The environmental justice movement has risen from the inception of Greenpeace to the countless organizations present today. Nations around the world have acknowledged the importance of sustainable development through the Paris Climate Agreement; however, not all individuals are equally interested in preserving the beauty of our natural environment. People exhibit compassion for the environment on different levels and in different ways, be it not at all or changing all aspects of our living to live more sustainably. But why is this so? How come we differ in our love for nature? What leads some to campaign actively and others to glaze over advocacy news with apathy?
Widgeon Creek at Widgeon Slough (Image Source: Willhite Web)
I recently visited Widgeon Slough, a campsite situated in the rural countryside near Vancouver, B.C. Under the array of stars and streaks of meteor lights, the serene peace and surrounding beauty spoke to me and reignited my concerns for the environment. Whether I was carving paths through waves with sturdy canoes, or gazing upwards from the refreshing waters of a natural pool, the intimate connection I formed with my surroundings developed my resolve to advocate for environmental sustainability. To preserve the beauty of our planet.
Not everyone will have the same opportunities to develop a profound connection with nature. With dense urban populations, policies aimed to plant bubbles of nature like parks in our cities will become increasingly important for the sustainability movement. If individuals become less in tune with the surrounding environment, they become too focused, perhaps pigeonholed, on matters which detract their attention from nature.
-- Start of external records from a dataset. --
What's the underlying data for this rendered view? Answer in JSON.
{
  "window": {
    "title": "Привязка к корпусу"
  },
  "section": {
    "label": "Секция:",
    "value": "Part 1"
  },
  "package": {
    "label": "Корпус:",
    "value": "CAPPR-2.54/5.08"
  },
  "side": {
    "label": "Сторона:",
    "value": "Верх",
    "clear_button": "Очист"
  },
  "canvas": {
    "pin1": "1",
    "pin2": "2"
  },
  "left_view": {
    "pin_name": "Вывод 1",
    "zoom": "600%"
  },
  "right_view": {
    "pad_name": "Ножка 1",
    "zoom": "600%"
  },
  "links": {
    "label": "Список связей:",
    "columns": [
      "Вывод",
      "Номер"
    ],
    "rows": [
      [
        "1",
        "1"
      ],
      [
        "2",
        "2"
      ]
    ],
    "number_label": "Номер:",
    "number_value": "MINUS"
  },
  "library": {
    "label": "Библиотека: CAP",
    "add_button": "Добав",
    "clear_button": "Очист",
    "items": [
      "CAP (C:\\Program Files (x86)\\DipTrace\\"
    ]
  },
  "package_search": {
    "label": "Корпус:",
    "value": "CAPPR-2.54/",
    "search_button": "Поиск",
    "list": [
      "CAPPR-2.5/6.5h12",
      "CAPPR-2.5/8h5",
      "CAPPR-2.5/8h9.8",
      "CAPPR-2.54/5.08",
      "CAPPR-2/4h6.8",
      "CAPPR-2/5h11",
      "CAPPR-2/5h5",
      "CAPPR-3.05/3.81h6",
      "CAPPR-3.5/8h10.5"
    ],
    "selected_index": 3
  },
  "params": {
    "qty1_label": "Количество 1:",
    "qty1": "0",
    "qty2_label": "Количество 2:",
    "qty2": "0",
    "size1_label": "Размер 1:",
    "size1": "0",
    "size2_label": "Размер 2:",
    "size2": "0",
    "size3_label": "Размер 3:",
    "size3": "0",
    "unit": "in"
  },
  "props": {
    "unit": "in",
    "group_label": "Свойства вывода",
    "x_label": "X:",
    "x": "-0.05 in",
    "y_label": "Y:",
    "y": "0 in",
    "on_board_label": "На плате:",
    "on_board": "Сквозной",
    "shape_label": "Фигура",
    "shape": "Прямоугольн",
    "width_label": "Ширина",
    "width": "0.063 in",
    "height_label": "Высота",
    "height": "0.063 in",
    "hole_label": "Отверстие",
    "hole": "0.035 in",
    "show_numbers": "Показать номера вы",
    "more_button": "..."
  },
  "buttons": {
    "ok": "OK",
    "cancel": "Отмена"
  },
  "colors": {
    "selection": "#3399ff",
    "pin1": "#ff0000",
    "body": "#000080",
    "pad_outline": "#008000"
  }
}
A visualization of Nature Deficit Disorder, a term coined by Richard Louv. (Image Source: Julian Glandar)
The distractions of the technological age can lead one to lose sight of one’s natural setting. The phrase “Nature Deficit Disorder,” coined by Richard Louv in his book Last Child in the Woods, refers to this very disconnection. Louv coins this disorder to include the wide range of behavioural problems caused by excessive amounts of time spent indoors. Some of these problems include a compromised attention span and obesity, Louv suggests. He recommends parents to send children outdoors, in order to foster a sense of connection with nature at an early age.
If we are to honour the Paris Climate Agreement, we should find it vital to continue to emphasize research on the roots of apathy towards the environment. From my experiences, as well as the work of Richard Louv, one can infer that this indifference results from a lack of time spent with nature. As a result, it is in our best interests to not only promote outdoor education for children, but to include policies that enforce a connection with nature, both within the close bonds of the family home and the 9 to 5 grinds at the office.
We cannot change another’s reasoning. However, we can offer the opportunity for all individuals to engage intimately with nature. But we have not yet ensured that all demographic groups have this opportunity. In order to grow the sustainability movement and preserve the planet’s natural beauty, we must not only hold politicians accountable to formulate appropriate policies, but also strive to take initiative in our own daily lives to create connections to the nature around us.